The Hungarian maybe has become a yes
For December we have Hungarian data again. From now on, KSH will publish a weekly survey on the willingness to vaccinate. In the very first data, less than 15% of the Hungarian population said they were sure they would get vaccinated, while 28% said “maybe”. Since the World Economic Forum survey combined these two responses, indicating the values separately, we have treated them as such. This suggests that 43% of Hungarians were more or less in favour of the idea of getting vaccinated at the end of last year. The refusal rate was relatively high at over 35%.
From the beginning of 2021, vaccination campaigns have been launched in most parts of the world, but for the most part they have not yet reached mass proportions.
But Europeans’ appetite for vaccination has increased spectacularly, as the March data shows. France, Spain and Italy all saw increases of around 20% – while in Russia the figure fell further.
To put these figures in perspective, the University of Oxford reports that the proportion of people who had received at least the first vaccine at the time of the survey was around 29% in the UK, 14% in the UK, 3 to 5% in France, Germany, Italy, Russia and Spain, and less than 1% in Australia and South Africa. One more statistic to mention: 39% of Russians were still completely opposed to the vaccine in March.
Hungarian data as measured by the KHS followed and in some cases exceeded the international trend. By April, 59.1% of Hungarians said they planned to get vaccinated or had already received their first and/or second dose. The proportion of those who answered “maybe” dropped to 17.1%, bringing the two camps together to 77%. And the proportion still refusing vaccination has halved.
We prefer vaccines in peacetime
We didn’t have a coronavirus epidemic when the European Commission published a very relevant survey in 2018. It asked how Europeans feel about vaccines, what proportion of them they support, how much they trust them and what the reasons are for refusing them.

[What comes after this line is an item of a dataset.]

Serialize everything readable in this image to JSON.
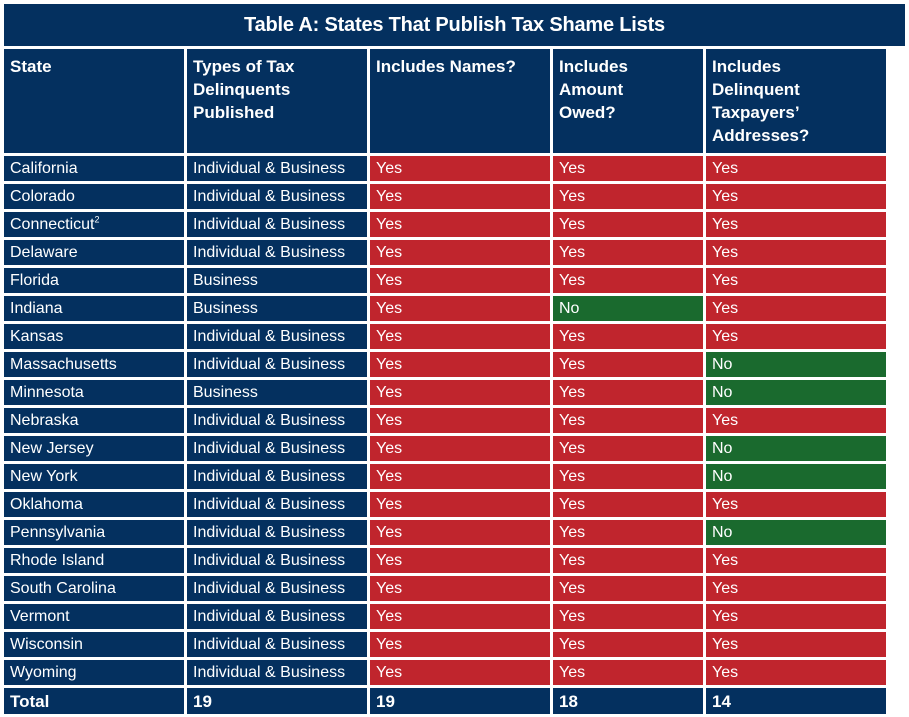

The question was not, of course, about whether, if there was a new pandemic, people would get the vaccine as soon as it was available. Among other things, the researchers wanted to know whether Europeans think it is important to vaccinate their children and whether they consider the vaccines they would otherwise take their children to the doctor for as safe.
We have selected the countries that are included in the World Economic Forum survey so that we can compare public opinion across countries – and present the Hungarian data. Generally speaking, the willingness to vaccinate is much higher in “peacetime” than during a coronavirus epidemic that causes a state of emergency. In both cases, France stands out, where vaccines seem to be received with greater scepticism than elsewhere. In Hungary, however, there is minimal general opposition to vaccination, with only Spain and Portugal in the EU showing a greater support.
Finally, the authors of the study point out that vaccine confidence should be understood as confidence in the efficacy and safety of vaccines and the health care system that “delivers” them. They say: “Vaccine confidence refers to the belief that vaccination is in the best health interests of the population.”